だからもう一回、混ぜなきゃダメだと思っています。4年前期に『住居専用ではない集合住宅』という課題を出した時に、Fさんの着眼点に僕も水をかけられたような感じがした。混沌とした場所をあえてつくることが、大きな問題に深く入っていく窓口になっている面では、非常にいいと思っています。

 

院生N
オリンピック誘致を機に、まちを綺麗にみせるために、ホームレスの方達がベンチで寝られないように手すりをつけた「排除ベンチ」がたくさんつくられましたが、今回提案された場はその逆の発想。ハード面から「混ぜるデザイン」をしていったんですね

 

井関 崇博
最後に、それぞれ一言ずつ感想をお願いします。

 

学生F
自分が考えたことについて、いろいろな観点から意見をもらえたことがとても貴重な機会だったなと思いました。私は社会問題に対して建築側からアプローチしましたが、現場のことや、社会や制度の面の話を聞くと、多角的にアプローチしないと解決していかない問題だなと改めて思いました。今回の設計にあたって、現場への取材ができなかったので、この機会は貴重でした。

 

竹端 寛
いまの話を引き継ぐと、受刑者の更生の話というのは「司法福祉」と言われていて、司法、福祉、建築が重なる領域です。普通ならバラバラに分かれていて、同じテーブルで議論することは難しいのですが、環境人間学部は多方面の専門家がいて、例えば民法が専門の喜友名菜織先生は裁判所の見学をされています。また、私であれば罪を犯した障害者の地域生活を支える支援者の研修をしています。一見するとバラバラな動きですが、その気になればいろんな視点で一つの問題を考えることができるわけです。建築を建築だけで、福祉を福祉だけで、法律を法律だけで考えない。さまざまなレイヤーを重ねることで、セクショナリズム(縦割り)を超えた、よりリアルな課題解決に近づいていけると議論を聞きながら思いました。

 

院生N
業務で福祉の専門職が参加する矯正施設の見学ツアーをしていますが、福祉職の人たちだけでいくと、どういう暮らしをしているか、どういうケアがされているかというところに目が向くのですが、水上ゼミの皆さんとご一緒したら、全く違う視点で見られるんでしょうね。

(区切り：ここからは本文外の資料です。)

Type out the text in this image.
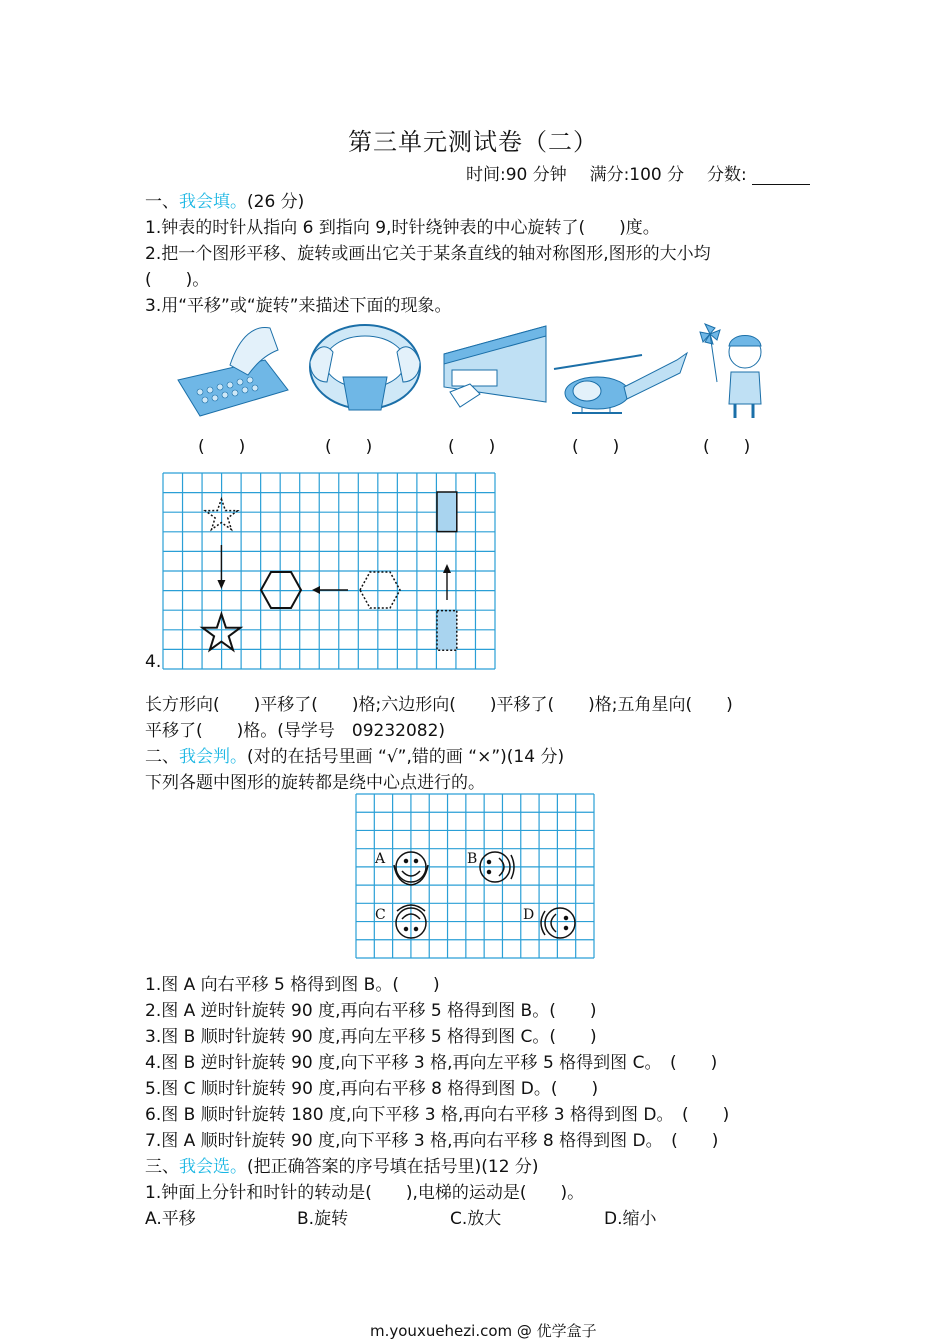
第三单元测试卷（二）
时间:90 分钟 满分:100 分 分数:
一、我会填。(26 分)
1.钟表的时针从指向 6 到指向 9,时针绕钟表的中心旋转了(　　)度。
2.把一个图形平移、旋转或画出它关于某条直线的轴对称图形,图形的大小均
(　　)。
3.用“平移”或“旋转”来描述下面的现象。
(　　)	(　　)	(　　)	(　　)	(　　)
4.
长方形向(　　)平移了(　　)格;六边形向(　　)平移了(　　)格;五角星向(　　)
平移了(　　)格。(导学号　09232082)
二、我会判。(对的在括号里画 “√”,错的画 “×”)(14 分)
下列各题中图形的旋转都是绕中心点进行的。
A	B
C	D
1.图 A 向右平移 5 格得到图 B。(　　)
2.图 A 逆时针旋转 90 度,再向右平移 5 格得到图 B。(　　)
3.图 B 顺时针旋转 90 度,再向左平移 5 格得到图 C。(　　)
4.图 B 逆时针旋转 90 度,向下平移 3 格,再向左平移 5 格得到图 C。　(　　)
5.图 C 顺时针旋转 90 度,再向右平移 8 格得到图 D。(　　)
6.图 B 顺时针旋转 180 度,向下平移 3 格,再向右平移 3 格得到图 D。　(　　)
7.图 A 顺时针旋转 90 度,向下平移 3 格,再向右平移 8 格得到图 D。　(　　)
三、我会选。(把正确答案的序号填在括号里)(12 分)
1.钟面上分针和时针的转动是(　　),电梯的运动是(　　)。
A.平移	B.旋转	C.放大	D.缩小
m.youxuehezi.com @ 优学盒子
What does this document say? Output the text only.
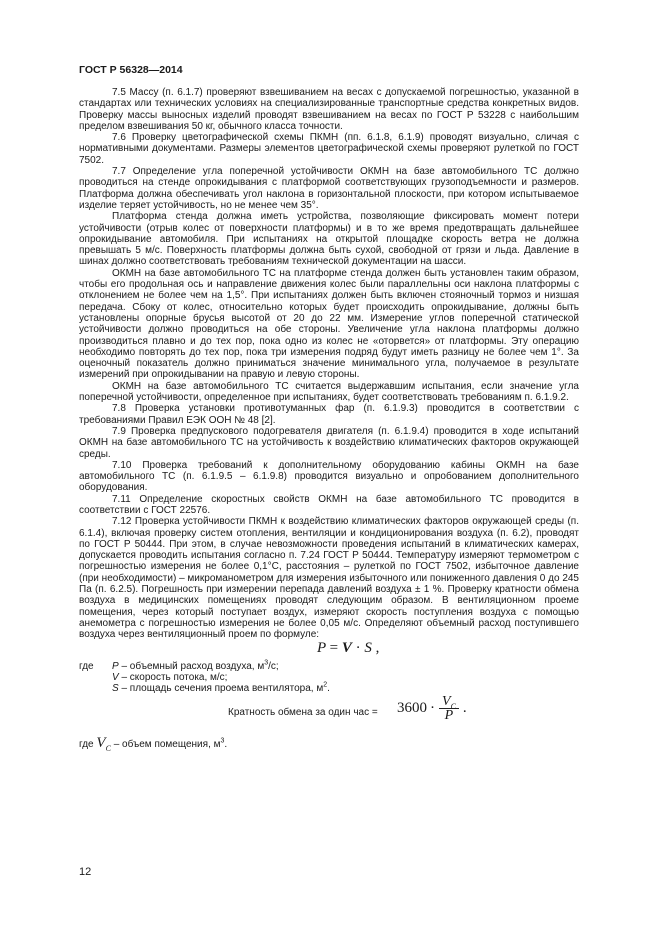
ГОСТ Р 56328—2014

7.5 Массу (п. 6.1.7) проверяют взвешиванием на весах с допускаемой погрешностью, указанной в стандартах или технических условиях на специализированные транспортные средства конкретных видов. Проверку массы выносных изделий проводят взвешиванием на весах по ГОСТ Р 53228 с наибольшим пределом взвешивания 50 кг, обычного класса точности.

7.6 Проверку цветографической схемы ПКМН (пп. 6.1.8, 6.1.9) проводят визуально, сличая с нормативными документами. Размеры элементов цветографической схемы проверяют рулеткой по ГОСТ 7502.

7.7 Определение угла поперечной устойчивости ОКМН на базе автомобильного ТС должно проводиться на стенде опрокидывания с платформой соответствующих грузоподъемности и размеров. Платформа должна обеспечивать угол наклона в горизонтальной плоскости, при котором испытываемое изделие теряет устойчивость, но не менее чем 35°.

Платформа стенда должна иметь устройства, позволяющие фиксировать момент потери устойчивости (отрыв колес от поверхности платформы) и в то же время предотвращать дальнейшее опрокидывание автомобиля. При испытаниях на открытой площадке скорость ветра не должна превышать 5 м/с. Поверхность платформы должна быть сухой, свободной от грязи и льда. Давление в шинах должно соответствовать требованиям технической документации на шасси.

ОКМН на базе автомобильного ТС на платформе стенда должен быть установлен таким образом, чтобы его продольная ось и направление движения колес были параллельны оси наклона платформы с отклонением не более чем на 1,5°. При испытаниях должен быть включен стояночный тормоз и низшая передача. Сбоку от колес, относительно которых будет происходить опрокидывание, должны быть установлены опорные брусья высотой от 20 до 22 мм. Измерение углов поперечной статической устойчивости должно проводиться на обе стороны. Увеличение угла наклона платформы должно производиться плавно и до тех пор, пока одно из колес не «оторвется» от платформы. Эту операцию необходимо повторять до тех пор, пока три измерения подряд будут иметь разницу не более чем 1°. За оценочный показатель должно приниматься значение минимального угла, получаемое в результате измерений при опрокидывании на правую и левую стороны.

ОКМН на базе автомобильного ТС считается выдержавшим испытания, если значение угла поперечной устойчивости, определенное при испытаниях, будет соответствовать требованиям п. 6.1.9.2.

7.8 Проверка установки противотуманных фар (п. 6.1.9.3) проводится в соответствии с требованиями Правил ЕЭК ООН № 48 [2].

7.9 Проверка предпускового подогревателя двигателя (п. 6.1.9.4) проводится в ходе испытаний ОКМН на базе автомобильного ТС на устойчивость к воздействию климатических факторов окружающей среды.

7.10 Проверка требований к дополнительному оборудованию кабины ОКМН на базе автомобильного ТС (п. 6.1.9.5 – 6.1.9.8) проводится визуально и опробованием дополнительного оборудования.

7.11 Определение скоростных свойств ОКМН на базе автомобильного ТС проводится в соответствии с ГОСТ 22576.

7.12 Проверка устойчивости ПКМН к воздействию климатических факторов окружающей среды (п. 6.1.4), включая проверку систем отопления, вентиляции и кондиционирования воздуха (п. 6.2), проводят по ГОСТ Р 50444. При этом, в случае невозможности проведения испытаний в климатических камерах, допускается проводить испытания согласно п. 7.24 ГОСТ Р 50444. Температуру измеряют термометром с погрешностью измерения не более 0,1°С, расстояния – рулеткой по ГОСТ 7502, избыточное давление (при необходимости) – микроманометром для измерения избыточного или пониженного давления 0 до 245 Па (п. 6.2.5). Погрешность при измерении перепада давлений воздуха ± 1 %. Проверку кратности обмена воздуха в медицинских помещениях проводят следующим образом. В вентиляционном проеме помещения, через который поступает воздух, измеряют скорость поступления воздуха с помощью анемометра с погрешностью измерения не более 0,05 м/с. Определяют объемный расход поступившего воздуха через вентиляционный проем по формуле:

P = V · S ,
где P – объемный расход воздуха, $м^3/с$;
V – скорость потока, м/с;
S – площадь сечения проема вентилятора, $м^2$.
Кратность обмена за один час = $3600 \cdot \frac{V_C}{P}$ .
где $V_C$ – объем помещения, $м^3$.
12
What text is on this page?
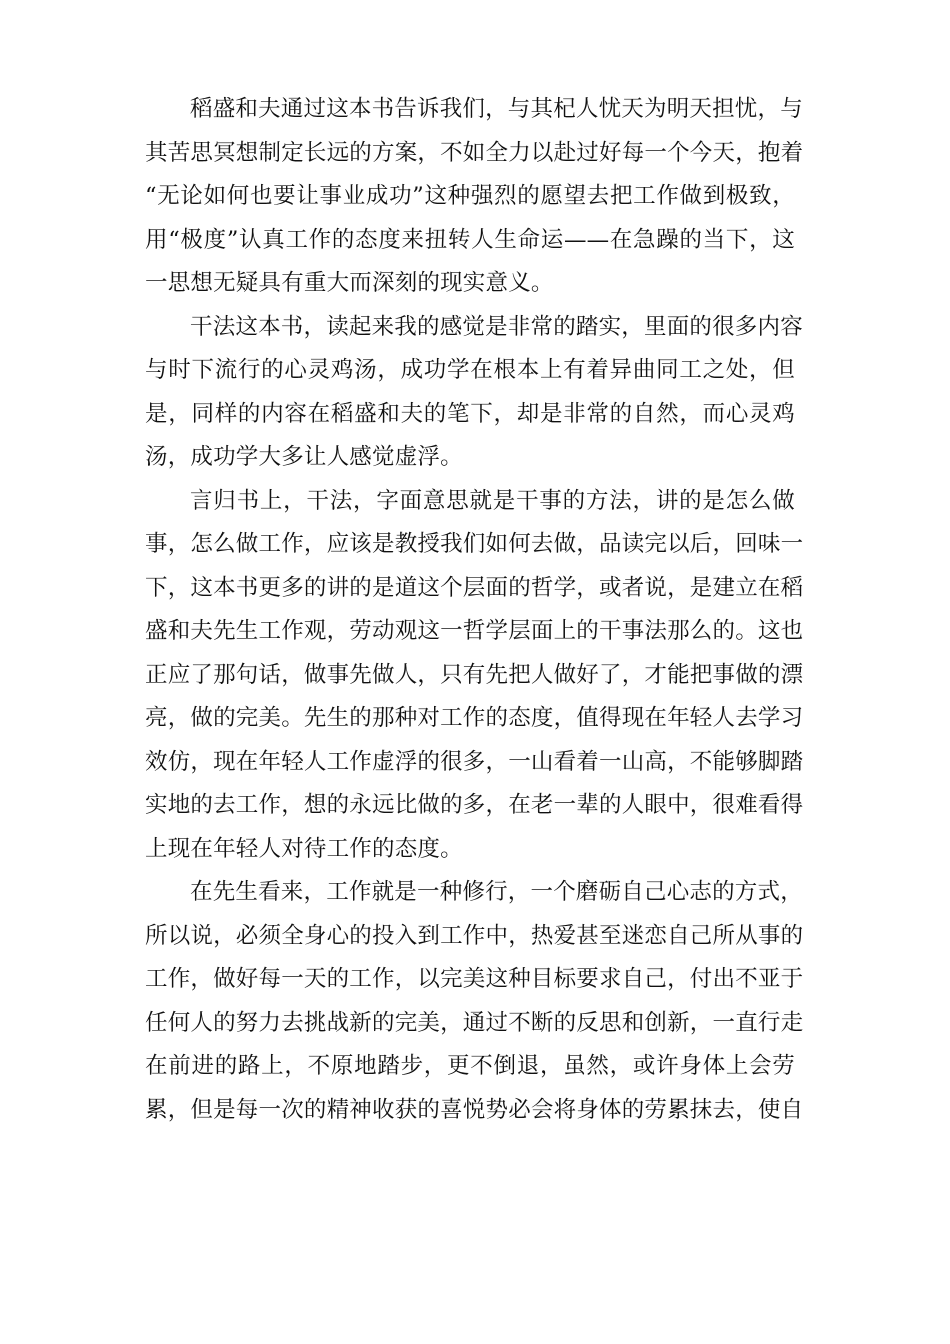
稻盛和夫通过这本书告诉我们，与其杞人忧天为明天担忧，与
其苦思冥想制定长远的方案，不如全力以赴过好每一个今天，抱着
“无论如何也要让事业成功”这种强烈的愿望去把工作做到极致，
用“极度”认真工作的态度来扭转人生命运——在急躁的当下，这
一思想无疑具有重大而深刻的现实意义。
干法这本书，读起来我的感觉是非常的踏实，里面的很多内容
与时下流行的心灵鸡汤，成功学在根本上有着异曲同工之处，但
是，同样的内容在稻盛和夫的笔下，却是非常的自然，而心灵鸡
汤，成功学大多让人感觉虚浮。
言归书上，干法，字面意思就是干事的方法，讲的是怎么做
事，怎么做工作，应该是教授我们如何去做，品读完以后，回味一
下，这本书更多的讲的是道这个层面的哲学，或者说，是建立在稻
盛和夫先生工作观，劳动观这一哲学层面上的干事法那么的。这也
正应了那句话，做事先做人，只有先把人做好了，才能把事做的漂
亮，做的完美。先生的那种对工作的态度，值得现在年轻人去学习
效仿，现在年轻人工作虚浮的很多，一山看着一山高，不能够脚踏
实地的去工作，想的永远比做的多，在老一辈的人眼中，很难看得
上现在年轻人对待工作的态度。
在先生看来，工作就是一种修行，一个磨砺自己心志的方式，
所以说，必须全身心的投入到工作中，热爱甚至迷恋自己所从事的
工作，做好每一天的工作，以完美这种目标要求自己，付出不亚于
任何人的努力去挑战新的完美，通过不断的反思和创新，一直行走
在前进的路上，不原地踏步，更不倒退，虽然，或许身体上会劳
累，但是每一次的精神收获的喜悦势必会将身体的劳累抹去，使自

別領域の視点が重なるのはおもしろいですね
あと、先ほどFさんが現場の取材ができなくて葛藤されたとおっしゃっていましたが、現場をあえて踏み込まず、でも想像力を駆使して考えていくということも大事で、そういう意味でFさんのチャレンジに改めて拍手を送りたいです。

 

水上 優
実は僕自身、学生時代の卒業設計は精神病院の建築でした。そのために多くのデイケアセンターや精神病院に調査に行ったのですが、施設を見せてもらい、スタッフの人には話を聞けたのですが、「絶対に患者とは喋るな」と言われました。それゆえに実態がよくわからず、完全燃焼できなかったその時の思いが未だに心に残ってます。その意味でFさんに改めてこのテーマをノックされた感じがしています。
この領域は建築側からいくと門前払いなんですね。そういう難しい領域はほかにも結構あると思います。Fさんの提案は、建築と社会学、都市計画、法律、文学、教育学といった「接点の必要性と可能性」を浮き彫りにしてくれました。こういう接点をつくることで、我々が社会に役立つ領域を切り拓いていけるのかも…という期待を持つことができました。この経験は、僕のように、いろんなかたちで、人生のどこかで関わることになると思います。Fさんもこれから折に触れて、そういう機会が見えてくると思いますよ。

 

学生F
ありがとうございました。この経験を、これからの人生に繋げていけるようにしたいです。